I think this project could have a ton of merit though, as long as people don't abuse it to set up one particular standard as some kind of "objectively correct" ranking system. I think having different AIs with subtly different standards is a great way to do this, actually. I could mostly listen to the Haiku ratings but also occasionally check the top Opus ratings to see if there's something great I would have overlooked. Sort of like fractional distillation of different categories of writing out of one gigantic disorganized slush pile.

Jesse Amano's avatar

The “extraction bug” bothers me — was that actually random? It sounds like the files themselves were concatenated somehow, but that makes no sense if they were obtained by some method like running a simple script to crawl the site hosting the contest submissions. I think I’d reluctantly agree that it’s more likely than not it didn’t bias or contaminate the samples in any particular direction (and the measure was “how likely is the AI to agree with human readers” instead of “which ideas are meritorious” or whatever, so corruption effects would be limited), but I think I have somewhat greater reservations than you do about this part.

Character limits and context budgets seem like a pretty big limitation, too — aren’t larger samples exactly the ones where a human user would want to know if it’s worth your time before starting?

I observed in myself an ephemeral disgust reaction on seeing the cost — “that’s where my subscription money went?” — but you generally do good work and I still want to support it/you.
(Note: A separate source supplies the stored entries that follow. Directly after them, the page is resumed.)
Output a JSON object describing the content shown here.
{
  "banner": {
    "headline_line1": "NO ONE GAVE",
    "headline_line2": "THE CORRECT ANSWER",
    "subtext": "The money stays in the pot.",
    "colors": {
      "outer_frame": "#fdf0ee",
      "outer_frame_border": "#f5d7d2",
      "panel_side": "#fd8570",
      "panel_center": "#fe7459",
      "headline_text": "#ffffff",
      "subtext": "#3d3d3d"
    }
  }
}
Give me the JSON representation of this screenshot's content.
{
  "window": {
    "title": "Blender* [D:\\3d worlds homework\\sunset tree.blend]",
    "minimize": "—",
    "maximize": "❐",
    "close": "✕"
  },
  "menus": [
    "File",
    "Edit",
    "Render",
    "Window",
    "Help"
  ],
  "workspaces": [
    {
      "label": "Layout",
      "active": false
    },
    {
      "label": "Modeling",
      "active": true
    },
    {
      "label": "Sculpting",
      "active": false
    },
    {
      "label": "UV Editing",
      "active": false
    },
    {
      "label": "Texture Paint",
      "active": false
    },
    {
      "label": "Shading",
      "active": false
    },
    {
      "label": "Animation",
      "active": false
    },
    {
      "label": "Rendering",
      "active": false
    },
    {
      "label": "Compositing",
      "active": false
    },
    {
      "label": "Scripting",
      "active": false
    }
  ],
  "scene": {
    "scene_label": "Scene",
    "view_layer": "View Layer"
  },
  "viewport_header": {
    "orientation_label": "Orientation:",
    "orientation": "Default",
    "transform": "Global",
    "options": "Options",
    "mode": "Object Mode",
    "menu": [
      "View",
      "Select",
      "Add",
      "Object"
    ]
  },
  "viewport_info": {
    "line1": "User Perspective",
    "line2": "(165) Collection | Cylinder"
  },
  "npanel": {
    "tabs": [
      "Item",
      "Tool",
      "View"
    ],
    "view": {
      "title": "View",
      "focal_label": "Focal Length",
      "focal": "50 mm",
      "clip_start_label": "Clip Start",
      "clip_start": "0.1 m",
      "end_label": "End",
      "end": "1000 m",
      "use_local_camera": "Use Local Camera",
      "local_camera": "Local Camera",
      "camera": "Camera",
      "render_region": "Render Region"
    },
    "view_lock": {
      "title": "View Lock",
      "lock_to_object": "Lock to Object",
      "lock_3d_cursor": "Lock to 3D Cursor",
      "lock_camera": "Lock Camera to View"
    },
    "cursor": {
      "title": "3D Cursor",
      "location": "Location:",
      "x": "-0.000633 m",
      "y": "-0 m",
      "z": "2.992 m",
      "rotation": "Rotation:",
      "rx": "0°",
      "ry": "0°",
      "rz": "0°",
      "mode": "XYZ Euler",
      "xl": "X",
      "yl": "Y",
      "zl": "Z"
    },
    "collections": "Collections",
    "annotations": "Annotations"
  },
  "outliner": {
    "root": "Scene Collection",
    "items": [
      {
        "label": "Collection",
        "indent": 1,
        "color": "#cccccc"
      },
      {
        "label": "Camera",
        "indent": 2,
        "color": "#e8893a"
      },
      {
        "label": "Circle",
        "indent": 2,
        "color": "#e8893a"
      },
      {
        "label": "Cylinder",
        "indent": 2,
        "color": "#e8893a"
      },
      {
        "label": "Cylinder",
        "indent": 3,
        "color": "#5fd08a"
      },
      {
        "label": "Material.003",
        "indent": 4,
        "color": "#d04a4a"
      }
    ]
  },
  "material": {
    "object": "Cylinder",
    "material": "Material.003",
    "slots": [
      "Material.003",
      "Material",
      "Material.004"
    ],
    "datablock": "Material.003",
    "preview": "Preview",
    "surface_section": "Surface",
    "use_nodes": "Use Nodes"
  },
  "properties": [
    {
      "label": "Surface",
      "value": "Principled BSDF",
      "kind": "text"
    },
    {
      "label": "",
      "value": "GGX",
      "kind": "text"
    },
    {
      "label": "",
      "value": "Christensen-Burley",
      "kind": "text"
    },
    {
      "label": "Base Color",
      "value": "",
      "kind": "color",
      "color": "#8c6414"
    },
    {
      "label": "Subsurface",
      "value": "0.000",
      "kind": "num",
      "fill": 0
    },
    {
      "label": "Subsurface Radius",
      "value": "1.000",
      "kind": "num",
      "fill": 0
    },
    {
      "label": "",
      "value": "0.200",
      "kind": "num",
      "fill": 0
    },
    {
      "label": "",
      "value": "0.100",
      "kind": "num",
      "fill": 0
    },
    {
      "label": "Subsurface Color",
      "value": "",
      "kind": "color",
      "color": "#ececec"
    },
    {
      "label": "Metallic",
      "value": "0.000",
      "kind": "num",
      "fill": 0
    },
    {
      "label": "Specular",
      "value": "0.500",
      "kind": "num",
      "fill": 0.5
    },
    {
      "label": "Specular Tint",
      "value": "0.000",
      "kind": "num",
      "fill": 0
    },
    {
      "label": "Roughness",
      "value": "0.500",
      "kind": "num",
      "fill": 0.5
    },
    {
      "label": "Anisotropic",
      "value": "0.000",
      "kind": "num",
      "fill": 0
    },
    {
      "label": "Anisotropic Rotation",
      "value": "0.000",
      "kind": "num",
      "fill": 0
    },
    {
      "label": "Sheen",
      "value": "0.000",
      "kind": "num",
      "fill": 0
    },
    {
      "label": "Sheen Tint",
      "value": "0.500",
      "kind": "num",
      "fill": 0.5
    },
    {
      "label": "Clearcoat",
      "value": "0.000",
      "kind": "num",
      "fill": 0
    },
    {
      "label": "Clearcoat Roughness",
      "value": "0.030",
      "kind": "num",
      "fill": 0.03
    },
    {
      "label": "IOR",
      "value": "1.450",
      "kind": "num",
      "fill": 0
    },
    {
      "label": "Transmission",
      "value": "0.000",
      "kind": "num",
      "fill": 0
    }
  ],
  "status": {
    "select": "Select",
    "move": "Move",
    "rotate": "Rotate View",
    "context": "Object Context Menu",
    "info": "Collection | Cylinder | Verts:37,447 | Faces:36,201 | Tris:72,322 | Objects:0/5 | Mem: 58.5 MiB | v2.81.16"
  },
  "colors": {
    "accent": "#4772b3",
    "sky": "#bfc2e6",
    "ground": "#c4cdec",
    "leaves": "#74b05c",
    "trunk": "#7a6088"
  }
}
I’ve likely caused far more indirect funding to go toward LLM usage just by working for arbitrary tech companies and doing things for them that “save” money or make processes “more efficient”.

Kenny Easwaran's avatar

I think the files were originally hosted in a single big Google Doc. If someone used a “header 3” where they should have used a “header 2”, it could cause this kind of conjunction of documents.

Jesse Amano's avatar

Oh, that makes sense. Thanks.

Philosophy bear's avatar

Confirming Kenny is exactly right. The automated extraction was based on thing like matching strings to titles and header levels, turns out that's very easy to stuff up- especially because I foolishly used Sonnet for that part.